ATLAS was designed to complement ATT&CK, not replace it. Many attacks against AI systems begin with techniques that ATT&CK already covers. An adversary who wants to poison a training dataset first needs access to the environment where that data is stored, which typically involves credential theft, lateral movement, or vulnerability exploitation — all mapped in ATT&CK.

ATLAS picks up where ATT&CK ends. Once an adversary has access to the AI system or its supporting infrastructure, the techniques they use to manipulate, extract from, or weaponize that system are what ATLAS documents.

Using both frameworks together gives security teams the most complete picture of the threats they face.

How to Start Using ATLAS

Organizations looking to incorporate ATLAS into their security program can begin with four practical steps.

Inventory your AI systems. Identify every AI model and ML pipeline in your environment: what data it processes, how it is accessed, who uses it, and what decisions it informs. This inventory is the foundation for everything else.

Use the ATLAS Navigator to assess coverage. Similar to the ATT&CK Navigator, the ATLAS Navigator lets you map which techniques you have visibility into and which represent gaps in your current detection and protection posture.

Prioritize based on your exposure. Not every ATLAS technique is equally relevant to every organization. Focus first on techniques most applicable to how your AI systems are deployed and what data they touch.

Bridge security and machine learning teams. AI security is a shared responsibility. Detection engineers, data scientists, and model owners all have roles to play, and ATLAS gives them a common vocabulary to work from.

The Bottom Line

The pace of AI adoption in enterprise and government environments is not slowing down.
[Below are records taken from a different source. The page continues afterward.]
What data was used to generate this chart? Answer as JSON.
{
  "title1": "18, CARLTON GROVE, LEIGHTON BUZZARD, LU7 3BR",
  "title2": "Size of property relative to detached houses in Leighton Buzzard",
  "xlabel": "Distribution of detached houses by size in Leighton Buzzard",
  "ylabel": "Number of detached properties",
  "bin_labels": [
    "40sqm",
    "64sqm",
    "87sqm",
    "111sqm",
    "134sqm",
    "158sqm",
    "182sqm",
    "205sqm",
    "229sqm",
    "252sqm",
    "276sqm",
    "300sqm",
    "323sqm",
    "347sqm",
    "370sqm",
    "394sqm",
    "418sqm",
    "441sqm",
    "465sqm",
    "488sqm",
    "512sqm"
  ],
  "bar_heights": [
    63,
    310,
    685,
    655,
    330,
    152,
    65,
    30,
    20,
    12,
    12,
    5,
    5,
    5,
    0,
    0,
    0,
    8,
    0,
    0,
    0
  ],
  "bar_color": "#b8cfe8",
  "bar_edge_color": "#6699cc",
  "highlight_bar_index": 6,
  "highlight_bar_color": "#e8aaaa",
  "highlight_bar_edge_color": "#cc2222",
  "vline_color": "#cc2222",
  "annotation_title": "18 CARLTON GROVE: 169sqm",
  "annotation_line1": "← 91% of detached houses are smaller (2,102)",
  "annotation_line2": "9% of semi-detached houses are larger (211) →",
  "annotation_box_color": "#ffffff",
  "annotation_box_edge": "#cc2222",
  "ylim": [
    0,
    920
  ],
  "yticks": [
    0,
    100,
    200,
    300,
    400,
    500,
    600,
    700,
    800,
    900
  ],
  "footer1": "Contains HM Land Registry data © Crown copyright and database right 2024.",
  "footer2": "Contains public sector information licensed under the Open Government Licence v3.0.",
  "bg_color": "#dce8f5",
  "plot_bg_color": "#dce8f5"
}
Nor is the pace at which adversaries are learning to exploit AI systems and use AI capabilities for offensive operations.

Treating AI security as an afterthought is no longer viable. The organizations that will be most resilient are those that apply the same structured, evidence-based approach to AI threats that the security industry has built over decades for traditional threats.

MITRE ATLAS provides that structure. It is still evolving, as the threat landscape itself is evolving, but it already gives security teams the foundation they need to start thinking, measuring, and defending against adversarial threats to AI systems.

The time to build that foundation is now, before AI becomes so deeply embedded in critical operations that a successful attack causes damage that is difficult or impossible to recover from.